By now, every Chemeketa student has gotten used to the sight of posters and booths around campus, advocating for the legalization of marijuana.

As pro-legalization movements around the country pick up speed, there’s no doubt that people wonder whether Oregon Measure 91, which if voted into law would legalize the possession of marijuana for recreational use, will affect campus policy.

For instance, some students have asked whether smoking marijuana would be allowed in the designated smoking area off campus.

“Theoretically, yes,” Bill Kohlmeyer, Chemeketa’s Public Safety director, said. He pointed out, however, that campus drug policies have yet to be reviewed for this year.

Even if the measure passes and becomes state law, it wouldn’t mean that a student could smoke marijuana freely before class.

“If you walk into class with alcohol on your breath, or marijuana, you’re probably not going to be able to participate in class,” Kohlmeyer said. “You can’t come to class intoxicated. There’s no difference whether it’s alcohol, marijuana, or cocaine.”
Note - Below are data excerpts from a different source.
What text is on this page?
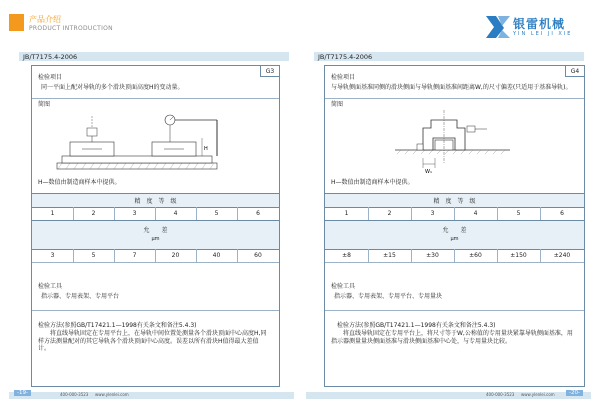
产品介绍
PRODUCT INTRODUCTION	银雷机械
YIN LEI JI XIE
JB/T7175.4-2006
G3
检验项目
同一平面上配对导轨的多个滑块顶面高度H的变动量。
简图
H
H—数值由制造商样本中提供。
精　度　等　级
1	2	3	4	5	6
允　　差
μm
3	5	7	20	40	60
检验工具
指示器、专用表架、专用平台
检验方法(参照GB/T17421.1—1998有关条文和备注5.4.3)
将直线导轨固定在专用平台上，在导轨中间位置处测量各个滑块顶面中心高度H,同样方法测量配对的其它导轨各个滑块顶面中心高度。误差以所有滑块H值得最大差值计。
-19-	400-000-3523 www.ylenlei.com
JB/T7175.4-2006
G4
检验项目
与导轨侧面基准同侧的滑块侧面与导轨侧面基准间距离W,的尺寸偏差(只适用于基准导轨)。
简图
W₁
H—数值由制造商样本中提供。
精　度　等　级
1	2	3	4	5	6
允　　差
μm
±8	±15	±30	±60	±150	±240
检验工具
指示器、专用表架、专用平台、专用量块
检验方法(参照GB/T17421.1—1998有关条文和备注5.4.3)
将直线导轨固定在专用平台上，将尺寸等于W,公称值的专用量块紧靠导轨侧面基准，用指示器测量量块侧面基准与滑块侧面基准中心处，与专用量块比较。
400-000-3523 www.ylenlei.com	-20-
In odd-numbered years, the Chemeketa Board of Education reviews current drug and alcohol policies and has the authority to amend it as needed.

Should Measure 91 pass, students one can expect that awareness programs concerning marijuana possession and use may be on the horizon.
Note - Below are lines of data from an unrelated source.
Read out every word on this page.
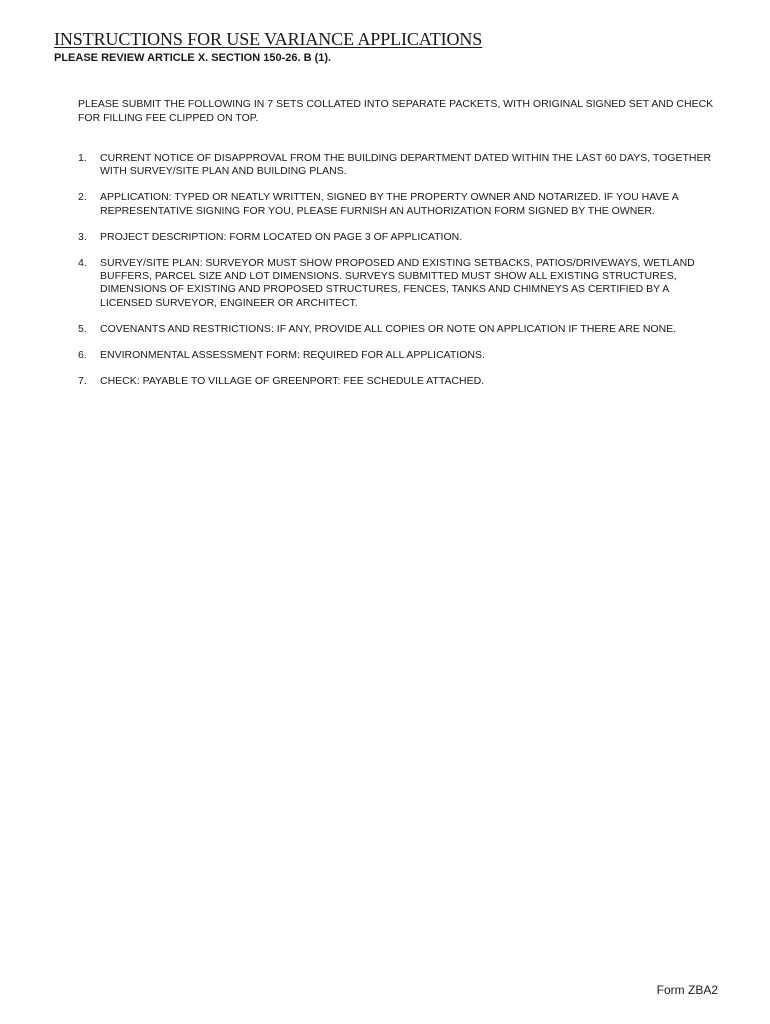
INSTRUCTIONS FOR USE VARIANCE APPLICATIONS
PLEASE REVIEW ARTICLE X. SECTION 150-26. B (1).
PLEASE SUBMIT THE FOLLOWING IN 7 SETS COLLATED INTO SEPARATE PACKETS, WITH ORIGINAL SIGNED SET AND CHECK FOR FILLING FEE CLIPPED ON TOP.
1.	CURRENT NOTICE OF DISAPPROVAL FROM THE BUILDING DEPARTMENT DATED WITHIN THE LAST 60 DAYS, TOGETHER WITH SURVEY/SITE PLAN AND BUILDING PLANS.
2.	APPLICATION: TYPED OR NEATLY WRITTEN, SIGNED BY THE PROPERTY OWNER AND NOTARIZED. IF YOU HAVE A REPRESENTATIVE SIGNING FOR YOU, PLEASE FURNISH AN AUTHORIZATION FORM SIGNED BY THE OWNER.
3.	PROJECT DESCRIPTION: FORM LOCATED ON PAGE 3 OF APPLICATION.
4.	SURVEY/SITE PLAN: SURVEYOR MUST SHOW PROPOSED AND EXISTING SETBACKS, PATIOS/DRIVEWAYS, WETLAND BUFFERS, PARCEL SIZE AND LOT DIMENSIONS. SURVEYS SUBMITTED MUST SHOW ALL EXISTING STRUCTURES, DIMENSIONS OF EXISTING AND PROPOSED STRUCTURES, FENCES, TANKS AND CHIMNEYS AS CERTIFIED BY A LICENSED SURVEYOR, ENGINEER OR ARCHITECT.
5.	COVENANTS AND RESTRICTIONS: IF ANY, PROVIDE ALL COPIES OR NOTE ON APPLICATION IF THERE ARE NONE.
6.	ENVIRONMENTAL ASSESSMENT FORM: REQUIRED FOR ALL APPLICATIONS.
7.	CHECK: PAYABLE TO VILLAGE OF GREENPORT: FEE SCHEDULE ATTACHED.
Form ZBA2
Milo Fraizer, the ambassador of the Students for Sensible Drug Policy Club, a Chemeketa student group, said, “I believe that Measure 91 is a great step forward in drug policy reform.

“With it, we will see many of the same results that Colorado has benefitted from, such as a reduction in crime, fewer car accidents, and increased revenue for schools,” he said.

While the policy may have little effect on the day-to-day life of Chemeketa students, Fraizer said that students might benefit from increased tax revenue generated by legal marijuana sales, along with “a greater comfort for students who are currently stigmatized for marijuana use.”

Brad Reed, a spokesman for pro-marijuana advocate Rick Steves, said that students should care about the results of Measure 91.

“Any student working his or her way through school doesn’t want to see the tax money they pay wasted on a failed policy of marijuana prohibition,” he said.

“Measure 91 isn’t pro-pot. It’s pro-regulation. … It’s about taking a marijuana market that is already here … away from the criminal underground … and into licensed, inspected, and properly-zoned businesses that operate under the law.”

Steves, a popular author and travel host on NPR, was in Oregon recently to support the measure.

Regardless of what Oregon voters decide, Chemeketa drug policy is expected to reflect the ever-shifting attitudes of state voters.